ERK is not responsible for phosphorylation of the Smad3 linker sites in
response to TGF-β. A, ERK is not the kinase that
phosphorylates the Smad3 linker sites in the presence of TGF-β. Mv1Lu
cells were pretreated with or without 3 μm U0126, 50
μm PD98059, or the dimethyl sulfoxide vehicle control for 1 h.

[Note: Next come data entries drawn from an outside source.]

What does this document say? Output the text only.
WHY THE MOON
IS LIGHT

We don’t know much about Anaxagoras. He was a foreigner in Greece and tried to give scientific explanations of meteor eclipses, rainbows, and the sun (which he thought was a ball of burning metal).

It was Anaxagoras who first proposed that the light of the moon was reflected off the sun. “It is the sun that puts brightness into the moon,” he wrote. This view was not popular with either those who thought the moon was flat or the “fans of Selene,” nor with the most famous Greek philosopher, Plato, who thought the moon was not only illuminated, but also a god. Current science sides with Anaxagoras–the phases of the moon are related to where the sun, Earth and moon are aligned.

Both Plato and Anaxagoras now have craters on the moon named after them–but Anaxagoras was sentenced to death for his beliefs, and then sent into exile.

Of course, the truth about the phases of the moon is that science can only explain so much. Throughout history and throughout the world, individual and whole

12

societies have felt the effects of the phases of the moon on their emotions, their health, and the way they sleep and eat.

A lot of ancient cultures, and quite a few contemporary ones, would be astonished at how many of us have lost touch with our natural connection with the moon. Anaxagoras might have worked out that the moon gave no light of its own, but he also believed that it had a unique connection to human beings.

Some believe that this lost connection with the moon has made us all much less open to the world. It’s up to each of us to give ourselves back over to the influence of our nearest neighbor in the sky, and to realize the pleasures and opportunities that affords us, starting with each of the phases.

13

Cells were then treated with 300 pm TGF-β for 1 h or 50 ng/ml
EGF for 15 min. Phosphorylation of Ser208, Ser204, and
Thr179 were analyzed by immunoblots with specific phosphopeptide
antibodies. ERK activities were analyzed by the phospho-ERK (pERK) levels in
the immunoblot. Smad3 and ERK expression levels were also analyzed by
immunoblots as controls. B, MKP1 effectively inactivates ERK, JNK,
and p38, but has little effect on the TGF-β-induced linker
phosphorylation. L17 cells were transfected with TβRI in the absence or
presence of the cotransfected MKP1, a MAP kinase phosphatase. Cells were
treated with TGF-β for 1 h. Phosphorylation of Ser208,
Ser204, and Thr179 were analyzed by immunoblots. ERK,
JNK, and p38 activities were analyzed by pERK, pJNK, and pp38 levels,
respectively. Smad3 expression levels were also examined as a control.